Pamela has her sights set firmly on developing the future of prefabrication in New Zealand, and sees it as a golden opportunity for the construction industry.
The society originally had a long-term plan to educate and inform industry about the benefits of prefabrication, and had an initial aim of increasing the use of prefabricated elements in building from the 17 per cent it stood at in 2010, to 40 per cent by 2020. “But a couple of months later the first Canterbury earthquake struck and our 20 year plan became an as-soon-as-possible-plan,” Pamela said.
“By February 2011 it became apparent prefab was being tarred with the same old brush … it was going to become a temporary solution.”
PrefabNZ, with Pamela at its helm, is now working to change the old association between prefabrication and cheap, flimsy, temporary buildings. Pamela said the opportunities prefabrication presented for the construction sector were endless; by employing the method buildings could be produced more efficiently, at a higher quality, and more sustainably than by utilising traditional building methods.
“About 20 per cent of New Zealand homes are prefabricated, and more than 95 per cent of new homes use pre-built wall frames and/or roof trusses,” she said. “The main advantage of prefabrication is better quality.
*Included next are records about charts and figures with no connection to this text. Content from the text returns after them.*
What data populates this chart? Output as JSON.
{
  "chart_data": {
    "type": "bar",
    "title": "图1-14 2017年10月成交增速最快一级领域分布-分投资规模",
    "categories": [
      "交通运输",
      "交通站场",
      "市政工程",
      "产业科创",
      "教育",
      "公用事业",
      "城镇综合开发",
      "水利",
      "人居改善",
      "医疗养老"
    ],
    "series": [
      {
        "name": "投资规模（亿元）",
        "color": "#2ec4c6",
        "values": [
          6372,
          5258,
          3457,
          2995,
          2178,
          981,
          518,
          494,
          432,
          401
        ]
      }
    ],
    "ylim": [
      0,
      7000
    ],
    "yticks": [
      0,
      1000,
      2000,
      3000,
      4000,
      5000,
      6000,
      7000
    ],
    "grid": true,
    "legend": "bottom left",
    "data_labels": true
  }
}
Components, panels and modules are all created off-site, inside, and are therefore more weather-tight and provide a better thermal envelope,” she said.
“Off-site prefabrication also allows better waste management solutions, better value for the client, and reduced health and safety concerns at site.” Another benefit of prefabrication, Pamela said, was the speed of construction, which translated to less disruption around sites.
Fascinated with it since her undergraduate days, Pamela believes prefab is at the intersection of design and business, and presents considerable opportunities for the construction sector to produce large numbers of high-quality buildings in short timeframes.
“We are trying to educate people about prefab … there is a lot of focus on the social driver of creating affordable architecture. Prefab can achieve this, and provide more options for more people. Since 2000 there has also been a resurgence in architect-designed sustainable prefabricated homes, dubbed ‘green modern prefabs’.”
PrefabNZ opened HIVE, the Home Innovation Village, at Christchurch’s Canterbury Agricultural Park in April last year. “HIVE is showcasing permanent prefab solutions. We worked with the New Zealand Green Building Council (NZGBC) for Homestar ratings, and with Lifetime Design for Lifemark ratings.”
Stage one of HIVE included four homes, and has consistently attracted 300 to 400 visitors every week since it opened. Stage two, which includes the WarmFrame house, a proposed eight homestar-rated prefab dwelling, opened before Christmas.
An exhibition running concurrently at Puke Ariki in New Plymouth, Kiwi Prefab: Cottage to Cutting Edge, is an overview of past, present and future prefabricated housing, based on Pamela’s thesis, and is another way to get people thinking about prefabrication and its many benefits including shorter construction periods, affordability and sustainability, and digital fabrication use in the future, Pamela said.
“Prefabrication is an agent for change. It provides a solution particularly relevant to what is happening in New Zealand today with the shortage of houses in Auckland and Christchurch. It is a way of responding to crises where there are a huge number of houses needed in a short time. A big part of my work is education. It is about letting people know what their options are and showing people prefab in all different shapes and sizes. Prefab is not just a box on the back of a truck.”
Pamela’s vision for the future is one where prefabrication is a far more developed and widespread method of construction; an innovative, sustainable and permanent solution.
Pamela lives in Wellington with ecologist Tim Park, and her two daughters, Sophie, 6, and Tessa, 3.